Yeah~! *God pose* (nvm just ignore me HAHAHAHA)

It is already the end of June and I didn't update anything. I guess the laziness has returned and infected my sleeping brain. LOL. But never fear!!! Because I'm updating my blog now! :D

So for the month of June, I actually spent two amazing weeks in KL. My five-day trip somehow morphed into two weeks because my highschool buddies invited me for a Genting Highlands trip. Since KL is nearer to Genting, I was too lazy to go back Penang and travel all the way to Genting the very next week.

I enjoyed the trip tremendously. However, I have very bad news. Very very extremely bad news.

After the trip...
I became...

FAT


My stomach became soooooo big. I look like I'm pregnant. I couldn't button one of my favourite pants. Yes, I'm serious. I probably gained like 5-6 kgs during the whole trip. Sigh. So how did I gain so much weight???
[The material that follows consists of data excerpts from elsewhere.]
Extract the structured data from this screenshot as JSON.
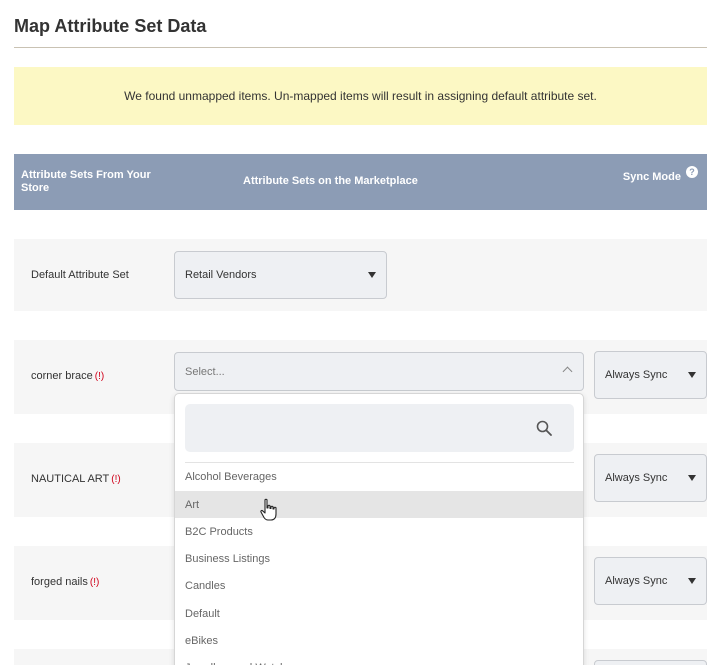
{
  "page": {
    "title": "Map Attribute Set Data"
  },
  "notice": {
    "text": "We found unmapped items. Un-mapped items will result in assigning default attribute set."
  },
  "table": {
    "headers": {
      "store": "Attribute Sets From Your Store",
      "marketplace": "Attribute Sets on the Marketplace",
      "sync_mode": "Sync Mode",
      "help_glyph": "?"
    },
    "error_marker": "(!)",
    "rows": [
      {
        "label": "Default Attribute Set",
        "marketplace_value": "Retail Vendors",
        "sync_mode": ""
      },
      {
        "label": "corner brace",
        "marketplace_value": "Select...",
        "sync_mode": "Always Sync"
      },
      {
        "label": "NAUTICAL ART",
        "marketplace_value": "",
        "sync_mode": "Always Sync"
      },
      {
        "label": "forged nails",
        "marketplace_value": "",
        "sync_mode": "Always Sync"
      }
    ]
  },
  "dropdown": {
    "search_value": "",
    "options": [
      "Alcohol Beverages",
      "Art",
      "B2C Products",
      "Business Listings",
      "Candles",
      "Default",
      "eBikes",
      "Jewellery and Watches"
    ],
    "hovered_index": 1
  },
  "icons": {
    "help": "question-circle-icon",
    "search": "magnifier-icon",
    "cursor": "hand-pointer-icon"
  },
  "colors": {
    "header_bg": "#8c9cb5",
    "notice_bg": "#fcf8c4",
    "error": "#d0021b"
  }
}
This is because a certain cute small boy kept feeding me and feeding me with fatty fatty food especially in the middle of the night. LOL.

Example :


JUST LOOK AT ALL THE FATTY CHEESE OMG. (it's spaghetti filled with sausages, ham and BACON) OMG FAT DIE.



and more bacon strips....



Pita bread with ham, sausages and yes... BACON again. D:



Other nonsense I ate in restaurants...



dumpling~



dessert~ sweet macaroons



more dessert....



No word say...


And those weren't the only things I ate. I ate lots of other nonsense like pan mee, ice cream, rice, western food, potato chips, chocolate, sweets, gum...

In Penang, I normally eat like 2 meals per day. In KL I ate 5 freakin fatty meals per day. Gosh. That's how I managed to gain so much weight in such a short amount of time. Therefore, now I'm on a very strict diet to remove all these fats in order to be able to wear that pants again!!!!! So, I became part time vegetarian. Hehe.